My auntie has a letting agency, which means that she works in the field that may be more respected than being a member of parliament. Maybe, there’s a bit of a competition about which field is more sneered at. Auntie doesn’t have a shop or anything, she runs everything from her house.

She doesn’t sell houses or anything like that; people just contact her when they want to rent out their houses or bits of their houses. For a fee she makes sure to find, vet, and sign on tenants – and then she makes sure the tenants pay on time, and takes care that everything is legal and proper and maintained.

I used to work in this letting agency on odd weekends, but it wasn’t really for me, so Abbie took over my spot because apparently Auntie found that having a clerk was really helpful. When I left Abbie took my place, and he has actually thrives in the job. Auntie has made it into a part-time position, and not just the odd weekend. This means that Abbie has a little income of his own, and that means he can buy his own things.

Today Abbie came over and he gave me and Mark our wedding present. He wants to pay for our wedding cake, so he cave us gift checks to a bakery in town. Abbie won’t be able to be at our wedding because his family is travelling to Turkey next week, and they’ll stay for three weeks.

“At least in Turkey I won’t have Granny pinching my cheeks and asking when I’m getting a wife,” he joked. Then he got sort of serious when I started to protest that he could give us a toaster or something that was cheaper. “I don’t want to give you a fucking toaster. Mum and dad didn’t fuss about me being gay because they knew you and Mark. You made things a lot easier for me, you two. So no, I don’t want to give you a fucking toaster like everyone else.”

When I objected that he’d told me that his parents had known forever about him he said something that stuck with me. “Yeah, like they would have known I had leprosy or missing an arm. Real life isn’t like that. They would have pushed me to stay in the closet because they love me and wouldn’t want me to be hurt because they don’t know anything about this. Maybe mum would have joined Gran and nagged me to get a girlfriend because she loves me and don’t want me to get hurt. I don’t know. But you and Mark showed her that you could be happy and normal.”

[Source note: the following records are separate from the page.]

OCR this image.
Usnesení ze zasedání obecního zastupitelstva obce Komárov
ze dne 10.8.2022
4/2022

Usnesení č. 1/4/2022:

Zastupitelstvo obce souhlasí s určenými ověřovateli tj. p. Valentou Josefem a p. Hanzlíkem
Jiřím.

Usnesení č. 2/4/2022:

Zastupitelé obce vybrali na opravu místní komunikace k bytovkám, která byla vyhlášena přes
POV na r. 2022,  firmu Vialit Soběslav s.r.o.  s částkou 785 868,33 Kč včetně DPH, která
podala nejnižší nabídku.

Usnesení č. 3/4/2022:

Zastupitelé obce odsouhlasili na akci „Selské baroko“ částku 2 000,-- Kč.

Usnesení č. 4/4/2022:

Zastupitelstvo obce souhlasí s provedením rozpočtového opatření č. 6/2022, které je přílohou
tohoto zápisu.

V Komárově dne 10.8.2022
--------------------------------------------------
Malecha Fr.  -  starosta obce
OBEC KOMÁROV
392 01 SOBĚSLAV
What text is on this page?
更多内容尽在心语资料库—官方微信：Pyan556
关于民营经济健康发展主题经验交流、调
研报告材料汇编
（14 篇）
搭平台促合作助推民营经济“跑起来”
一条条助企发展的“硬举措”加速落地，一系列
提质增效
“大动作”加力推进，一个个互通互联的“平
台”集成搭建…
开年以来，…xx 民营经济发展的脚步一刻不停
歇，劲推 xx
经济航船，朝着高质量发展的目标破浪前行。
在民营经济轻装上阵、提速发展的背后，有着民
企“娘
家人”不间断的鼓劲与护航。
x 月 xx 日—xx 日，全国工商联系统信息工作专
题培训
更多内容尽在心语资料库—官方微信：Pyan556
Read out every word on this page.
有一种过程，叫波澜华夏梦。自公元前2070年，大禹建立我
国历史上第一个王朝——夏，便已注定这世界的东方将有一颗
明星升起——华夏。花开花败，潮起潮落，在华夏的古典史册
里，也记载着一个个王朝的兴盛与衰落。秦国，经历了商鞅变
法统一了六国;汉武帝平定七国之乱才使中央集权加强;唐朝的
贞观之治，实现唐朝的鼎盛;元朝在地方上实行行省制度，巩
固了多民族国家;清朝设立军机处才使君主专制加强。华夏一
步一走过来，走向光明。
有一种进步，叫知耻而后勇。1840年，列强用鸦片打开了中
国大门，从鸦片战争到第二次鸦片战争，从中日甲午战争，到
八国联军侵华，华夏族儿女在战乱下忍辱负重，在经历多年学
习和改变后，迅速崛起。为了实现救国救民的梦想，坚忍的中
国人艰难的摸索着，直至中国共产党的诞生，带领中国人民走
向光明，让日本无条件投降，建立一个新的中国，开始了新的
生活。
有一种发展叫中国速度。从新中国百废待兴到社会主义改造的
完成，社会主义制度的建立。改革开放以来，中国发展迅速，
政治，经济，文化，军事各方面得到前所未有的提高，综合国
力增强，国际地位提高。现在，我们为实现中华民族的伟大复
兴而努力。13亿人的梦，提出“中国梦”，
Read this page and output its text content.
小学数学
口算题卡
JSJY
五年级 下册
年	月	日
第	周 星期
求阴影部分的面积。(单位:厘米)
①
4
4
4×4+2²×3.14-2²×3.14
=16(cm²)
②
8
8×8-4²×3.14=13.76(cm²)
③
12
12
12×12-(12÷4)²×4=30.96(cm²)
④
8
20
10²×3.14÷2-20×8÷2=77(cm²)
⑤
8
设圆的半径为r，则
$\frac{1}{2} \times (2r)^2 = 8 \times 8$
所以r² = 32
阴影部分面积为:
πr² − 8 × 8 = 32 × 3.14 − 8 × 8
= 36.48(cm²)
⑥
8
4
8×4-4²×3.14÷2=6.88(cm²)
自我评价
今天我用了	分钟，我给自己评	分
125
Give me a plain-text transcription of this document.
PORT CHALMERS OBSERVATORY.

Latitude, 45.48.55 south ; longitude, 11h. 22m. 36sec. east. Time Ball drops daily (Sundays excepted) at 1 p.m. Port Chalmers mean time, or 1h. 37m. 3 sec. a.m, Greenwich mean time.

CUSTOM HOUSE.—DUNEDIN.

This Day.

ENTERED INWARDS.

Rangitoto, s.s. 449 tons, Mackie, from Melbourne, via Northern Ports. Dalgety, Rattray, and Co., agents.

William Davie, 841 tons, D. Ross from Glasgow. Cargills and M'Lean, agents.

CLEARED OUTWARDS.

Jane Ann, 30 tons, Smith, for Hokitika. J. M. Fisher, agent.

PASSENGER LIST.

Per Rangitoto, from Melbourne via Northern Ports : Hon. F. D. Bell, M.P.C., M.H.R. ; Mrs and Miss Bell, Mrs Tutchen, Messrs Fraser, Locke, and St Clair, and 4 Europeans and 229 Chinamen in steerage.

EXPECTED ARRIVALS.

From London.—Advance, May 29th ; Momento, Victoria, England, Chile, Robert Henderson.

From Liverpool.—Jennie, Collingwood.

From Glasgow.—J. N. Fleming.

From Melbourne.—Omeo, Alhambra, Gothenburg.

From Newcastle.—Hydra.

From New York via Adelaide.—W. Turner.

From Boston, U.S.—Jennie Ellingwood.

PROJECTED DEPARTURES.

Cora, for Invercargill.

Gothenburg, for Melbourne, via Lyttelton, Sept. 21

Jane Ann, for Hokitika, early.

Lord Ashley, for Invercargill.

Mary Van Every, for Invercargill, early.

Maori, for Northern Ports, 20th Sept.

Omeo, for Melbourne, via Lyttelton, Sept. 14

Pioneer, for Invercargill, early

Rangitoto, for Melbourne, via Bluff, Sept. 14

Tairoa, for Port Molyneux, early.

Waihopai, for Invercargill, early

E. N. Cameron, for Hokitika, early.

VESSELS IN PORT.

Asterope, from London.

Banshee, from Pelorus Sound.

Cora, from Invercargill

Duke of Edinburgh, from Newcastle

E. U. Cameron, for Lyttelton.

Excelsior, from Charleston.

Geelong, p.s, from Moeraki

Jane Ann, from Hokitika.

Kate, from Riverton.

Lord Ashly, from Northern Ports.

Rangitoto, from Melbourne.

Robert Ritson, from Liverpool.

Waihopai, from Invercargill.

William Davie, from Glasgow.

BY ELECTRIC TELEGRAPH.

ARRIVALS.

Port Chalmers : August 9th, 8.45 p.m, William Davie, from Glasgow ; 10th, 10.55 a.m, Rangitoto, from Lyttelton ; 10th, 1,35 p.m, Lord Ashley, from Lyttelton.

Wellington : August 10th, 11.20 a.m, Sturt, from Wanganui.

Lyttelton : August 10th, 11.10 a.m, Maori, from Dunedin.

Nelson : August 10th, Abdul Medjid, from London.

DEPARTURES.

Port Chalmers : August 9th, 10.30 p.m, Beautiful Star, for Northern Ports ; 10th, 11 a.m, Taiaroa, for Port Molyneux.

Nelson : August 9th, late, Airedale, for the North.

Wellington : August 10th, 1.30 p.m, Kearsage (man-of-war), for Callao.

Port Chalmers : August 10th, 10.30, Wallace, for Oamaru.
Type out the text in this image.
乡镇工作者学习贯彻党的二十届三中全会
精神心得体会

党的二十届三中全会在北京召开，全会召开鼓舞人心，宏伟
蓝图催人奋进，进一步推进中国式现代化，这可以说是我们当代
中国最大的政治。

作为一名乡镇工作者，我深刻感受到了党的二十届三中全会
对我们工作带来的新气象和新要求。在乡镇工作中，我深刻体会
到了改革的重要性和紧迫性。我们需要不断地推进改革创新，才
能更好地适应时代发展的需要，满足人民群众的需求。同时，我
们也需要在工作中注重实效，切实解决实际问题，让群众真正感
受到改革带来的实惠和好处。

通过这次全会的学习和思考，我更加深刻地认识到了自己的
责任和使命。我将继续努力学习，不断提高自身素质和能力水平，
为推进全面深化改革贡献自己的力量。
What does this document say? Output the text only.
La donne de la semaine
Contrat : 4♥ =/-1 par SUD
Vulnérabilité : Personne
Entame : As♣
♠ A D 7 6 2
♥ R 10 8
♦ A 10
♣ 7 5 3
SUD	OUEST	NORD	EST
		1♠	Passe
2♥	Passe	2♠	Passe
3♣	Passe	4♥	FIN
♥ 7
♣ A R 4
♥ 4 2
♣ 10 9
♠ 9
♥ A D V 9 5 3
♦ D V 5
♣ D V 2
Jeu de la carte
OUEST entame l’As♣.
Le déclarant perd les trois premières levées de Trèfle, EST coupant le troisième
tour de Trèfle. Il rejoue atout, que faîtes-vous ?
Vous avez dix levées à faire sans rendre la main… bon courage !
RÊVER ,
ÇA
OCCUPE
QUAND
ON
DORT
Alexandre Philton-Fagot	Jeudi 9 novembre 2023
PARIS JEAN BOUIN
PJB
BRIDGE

I still think that Abbie is overreacting, like he’s wont to do because he wears his nerves on his sleeves, but maybe there’s a little bit of truth in that seeing open gay people in normal relationships and with normal lives is a good thing. I’ve always resisted the idea that being with Mark is some kind of statement, which Mark says it inevitably is.

Mark’s theory is that our relationship is inherently political, whether we want it or not. It is political because other people impose a political edge to it. It is political because the first thing that people think when they see us isn’t the usual “isn’t young love sweet” but more like “aren’t they brave for being out and open”.

I hate the idea that Mark and I and anything but what we are, but maybe Abbie is right. Maybe Mark is right. And maybe that isn’t actually a bad thing. I’m still not convinced though. Maybe, heaven forfend, we’re actually a positive example to people, like in Abbie’s case.